Михаила Николаевича привело в Васильково личное дело к Марье Петровне: он просил на месяц, который пробудет в неотложных деловых разъездах, приютить его дочурку с няней, потом же, по возвращении, он предполагал и сам погостить здесь и отдохнуть до осени.
Руководимая личным интересом, Таларова на сей раз с полной готовностью пошла навстречу желанию шурина, невзирая на то, что присутствие в доме ребенка и сопряженные с ним шум и суета далеко не улыбались ей.
Скверное настроение все сильней завладевало Марьей Петровной. Но ему не очень-то можно было предаваться, так как с одиннадцати часов стали появляться многочисленные поздравители. Приходилось улыбаться и вести приятные разговоры, когда на душе, что называется, скребли кошки.
Девицы тоже рассыпались в любезностях и радушии перед гостями. Это был единственный день в году, когда Леля брала на себя хозяйские обязанности, потчуя всем заранее нарезанным и наставленным Галей, любезно накладывая большие порции на заблаговременно приготовленные тарелки и блюдечки.
Надя же преимущественно угощала приятными разговорами, шутками, веселой неумолкаемой болтовней. Хозяйственные наклонности были в ней так мало развиты, что даже среди всесторонне предусмотренной сервировки она умудрялась перепутывать тарелки, то накладывая ветчину и поросенка на хрустальные блюдечки, то собираясь водрузить кусок торта на плоскую обеденную тарелку. К этому необходимо добавить, что лишь в исключительно счастливых случаях сладкий пирог достигал места своего назначения, большею же частью он спрыгивал на полпути с ножа, которым вместо серебряной лопаточки орудовала Надя, и небрежно раскидывался на белоснежной парадной скатерти, к скрытому негодованию сестры и матери и новому источнику смеха виновницы учиненного беспорядка.
— Петр Михайлович, еще кусочек поросенка! Пожалуйста! Ну, что это, право! Вы решительно ничего не кушаете, — с обиженной миной укоряла Леля отказывавшегося гостя. — Нет? Ну в таком случае кусочек пасхи. Ведь я сама ее делала собственноручно, рассчитывая на то, что вы непременно-непременно отведаете. Как, опять отказ?! Нет-нет, и слушать не хочу, это было бы слишком обидно для меня: я так стара-а-алась, — кокетливо тянет она. — Ну, то-то же, наконец! Вот, право, несговорчивый! — торжествует она победу. — А теперь рюмочку вина; уж от этого никогда никто на Пасху не отказывается. Надя, передай Петру Михайловичу рюмку для мадеры. Ах, да не ту! — ласковым укором по адресу сестры восклицает она. — Это же ликерная. Нет, моя сестрица в хозяйственном отношении положительно неисправима. Надюша, я краснею за тебя, — со снисходительностью старшей любящей сестры роняет она.

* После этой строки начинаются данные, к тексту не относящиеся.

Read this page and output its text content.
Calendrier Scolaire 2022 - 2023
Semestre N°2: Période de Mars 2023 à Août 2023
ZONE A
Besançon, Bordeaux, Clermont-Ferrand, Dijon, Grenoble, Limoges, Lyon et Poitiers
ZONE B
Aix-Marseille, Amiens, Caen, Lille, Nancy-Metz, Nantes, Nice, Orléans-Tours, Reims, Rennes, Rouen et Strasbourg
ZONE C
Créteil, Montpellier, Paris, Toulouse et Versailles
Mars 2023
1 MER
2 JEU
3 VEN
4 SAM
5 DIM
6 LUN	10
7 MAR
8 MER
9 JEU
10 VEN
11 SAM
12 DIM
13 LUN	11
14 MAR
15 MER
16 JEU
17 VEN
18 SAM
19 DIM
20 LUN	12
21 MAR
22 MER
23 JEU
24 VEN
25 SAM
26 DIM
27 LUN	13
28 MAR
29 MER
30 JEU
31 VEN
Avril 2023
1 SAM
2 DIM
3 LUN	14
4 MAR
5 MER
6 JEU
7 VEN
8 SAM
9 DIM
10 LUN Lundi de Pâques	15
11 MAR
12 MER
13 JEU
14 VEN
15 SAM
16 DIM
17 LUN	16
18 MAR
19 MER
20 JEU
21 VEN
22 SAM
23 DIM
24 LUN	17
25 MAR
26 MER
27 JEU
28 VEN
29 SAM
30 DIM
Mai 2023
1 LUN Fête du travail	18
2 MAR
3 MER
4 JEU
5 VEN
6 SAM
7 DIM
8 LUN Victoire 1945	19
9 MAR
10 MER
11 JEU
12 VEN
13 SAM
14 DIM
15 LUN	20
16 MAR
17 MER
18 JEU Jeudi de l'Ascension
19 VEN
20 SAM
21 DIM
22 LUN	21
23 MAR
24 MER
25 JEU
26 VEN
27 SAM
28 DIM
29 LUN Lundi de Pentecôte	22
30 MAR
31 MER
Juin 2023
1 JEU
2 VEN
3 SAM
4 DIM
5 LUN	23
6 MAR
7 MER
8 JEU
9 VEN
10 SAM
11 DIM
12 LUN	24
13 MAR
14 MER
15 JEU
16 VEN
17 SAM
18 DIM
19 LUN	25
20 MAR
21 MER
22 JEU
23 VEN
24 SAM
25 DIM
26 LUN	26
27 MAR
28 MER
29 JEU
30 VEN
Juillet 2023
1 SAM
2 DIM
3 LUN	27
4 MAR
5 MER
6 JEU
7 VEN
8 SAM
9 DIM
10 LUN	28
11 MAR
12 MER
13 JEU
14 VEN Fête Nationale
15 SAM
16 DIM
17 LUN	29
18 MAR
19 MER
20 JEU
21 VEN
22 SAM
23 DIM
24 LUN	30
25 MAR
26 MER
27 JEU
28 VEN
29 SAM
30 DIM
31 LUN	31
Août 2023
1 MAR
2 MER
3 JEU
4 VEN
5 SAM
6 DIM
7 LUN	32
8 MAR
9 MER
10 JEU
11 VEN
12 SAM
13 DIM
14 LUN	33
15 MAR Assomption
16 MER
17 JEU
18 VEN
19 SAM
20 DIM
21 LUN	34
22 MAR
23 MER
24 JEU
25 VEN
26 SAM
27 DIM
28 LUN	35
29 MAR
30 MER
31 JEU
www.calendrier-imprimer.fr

Насколько мрачно настроенной чувствовала себя Марья Петровна, настолько легко и отрадно было в этот день на душе у Михаила Николаевича. Когда он ночью вошел в приготовленную для него комнату, со всех сторон на него глянули любимые им вещи, все милые, старые знакомые. Заботливая рука, хорошо осведомленная о его привычках и вкусах, все предусмотрела, все предугадала. Не была забыта ни одна мелочь: кажется, спроси его самого, он сразу так подробно не вспомнил бы, к чему привык и что любил. Когда же на маленьком столике, придвинутом к качалке, рядом со спичками, набитыми вручную папиросами, пепельницей и последним номером журнала он увидел жестяную коробочку с мятной карамелью, а на тарелочке — гору узеньких темно-коричневых пряничков, испещренных белыми миндалинами, Таларов умилился чуть не до слез. Конечно, не невестка позаботилась об этом, и кто был автором этих внешних знаков сердечного внимания, ни на секунду не представляло для него тайны. «Милый, славный ребенок! Сколько деликатности, сколько чуткости в этих мелочах!..» — подумал он.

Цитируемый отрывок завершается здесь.